Beyond Labyrinth: David Bowie on Film

Comments

1
I grew up watching The Labyrinth almost once a day. David Bowie has always been The Goblin King for me. :)
2
Man Who Fell to Earth was on the Tee Vee on Saturday night. It was just as flawed as the 1st time I saw it, but Bowie looks super cool in his Pierre Cardin get ups.

Candy Clark's histrionic performance has not aged well. "But I want Tommy!" Yeesh.
3
Thanks for writing this.

I remember watching Man Who Fell to Earth in high school - very trippy, though I haven't seen it since.

I watched The Hunger when it came out, a bit slow, but it's aged well. It was fun to see him in Into the Night, but he was on screen so briefly.

Labyrinth was fine, could do without all the synthesizer music, but my sons love it.

Man, Bowie in The Prestige was just captivating. Wish he would have been in Doctor Who, Star Trek, and others - he was so into science fiction, and was such a commanding presence on-screen.
5
"he played Andy Warhol in 1996's Basquiat"
He was so good. For a long moment while watching that film, I thought it WAS Andy Warhol.
6
He played an assassin in the overlooked John Landis caper Into The Night, where he fights Carl Perkins to the death. Perhaps some kind of wry commentary on old rock vs. new, although Bowie was already a veteran rocker by that time.
7
I'm surprised you overlooked Merry Christmas, Mr. Lawrence. Great film, Bowie is great in it.
8
"Absolute Beginners"
9
Like many a big fan of Bowie, but can I say that in the social media age whenever a cult-figure celebrity dies I brace for the tidal wave of "more-butt-hurt-grieving-over-someone-I-didn't actually-know-than-thou." First time I really noticed this was Joe Strummer; Bowie's been no exception. It's as if there's some sort of contest over who can suck the most air out of the room getting half-hysterical with comments like "he was the biggest influence in my life, a father to me" (to which one can't respond wow that's fucking pathetic), and "the world will never be the same, always a sadder place." The one-upmanship wherein douchey people flog each other in escalating wars of minutiae make me want to stick a fork in my eye. I hate that it brings out the contrarian in me, makes me want to issue a little faint praise and maybe post that abysmally horrid "Dancing in the Streets" video with Mick Jagger. And god forbid you say something like "he made far more interesting than average pop-media, pushed gender-norms, and had a good run, far better than nearly anyone else on this planet, lived an enviable life of earned privilege so why be so sad about someone you didn't actually know who lived a long successful life and died a senior in the loving aura of his real family? I do like Bowie a lot (like millions of others - that's what a pop-star is), but essentially just want his death and the contingent choir of screeching (in the British sense) twats to go away at this point.
10
quick note that this is a general comment, not at all directed at anyone above, all of whom are just doing a little history together. Just that he internet has collapsed the space that used to exist for having a reasonable react to celeb death,
11
@9: I was genuinely emotional about his death - it surprised me. I'm glad we had just one day without the impatient cynicism you're displaying.

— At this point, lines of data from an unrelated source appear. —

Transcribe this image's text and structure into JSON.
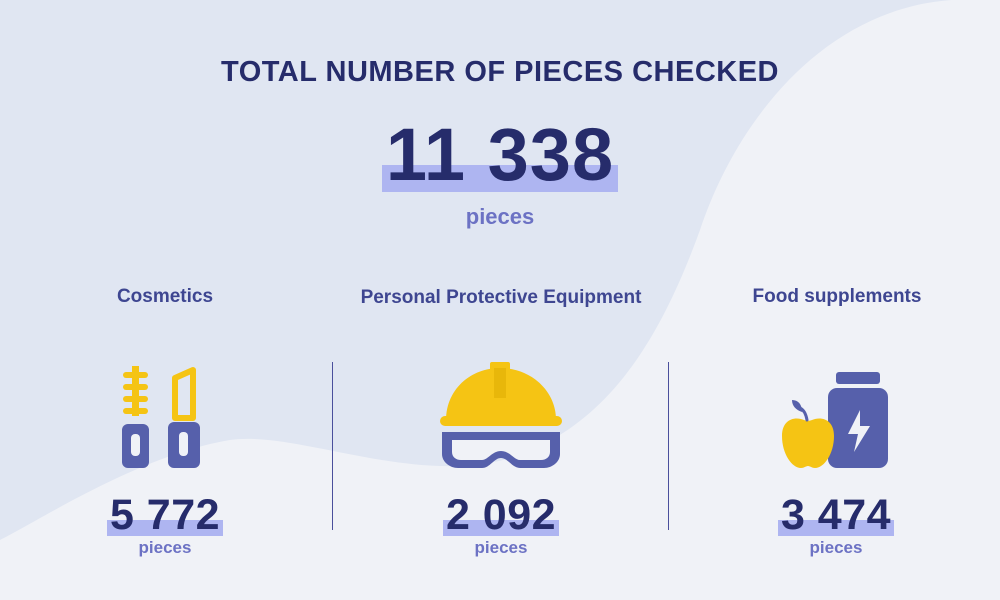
{
  "title": "TOTAL NUMBER OF PIECES CHECKED",
  "total": {
    "value": "11 338",
    "unit": "pieces"
  },
  "categories": [
    {
      "label": "Cosmetics",
      "value": "5 772",
      "unit": "pieces",
      "icon": "lipstick-mascara-icon"
    },
    {
      "label": "Personal Protective Equipment",
      "value": "2 092",
      "unit": "pieces",
      "icon": "hard-hat-goggles-icon"
    },
    {
      "label": "Food supplements",
      "value": "3 474",
      "unit": "pieces",
      "icon": "supplement-jar-apple-icon"
    }
  ],
  "colors": {
    "navy": "#262c6b",
    "label_blue": "#3e4691",
    "icon_blue": "#5660ab",
    "highlight": "#aeb5f1",
    "unit_text": "#6c72c4",
    "yellow": "#f5c414",
    "background_light": "#f0f2f7",
    "background_shape": "#e0e6f2"
  }
}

Bowie's importance to 1,000s and 1,000s of transitions into adulthood (mine, my wife's, probably not yours), cannot be overstated. That's why we're mourning. Maybe you should turn off the internet for a couple days.
12
As Colin Morris in Into the Night.
https://www.youtube.com/watch?v=Q5aifxF4…
13
@9, Normally I would agree with this sentiment but this time I really get it. I was more moved by his death than I would have expected to be had I ever given it a thought, and I’ve never been much more than a part-time fan. His artistry was more than just his music; he challenged our understanding of race, gender, and sexuality. Even through his death, he’s an inspiration.
14
Also, thanks Erik, for a Bowie post we can actually comment on.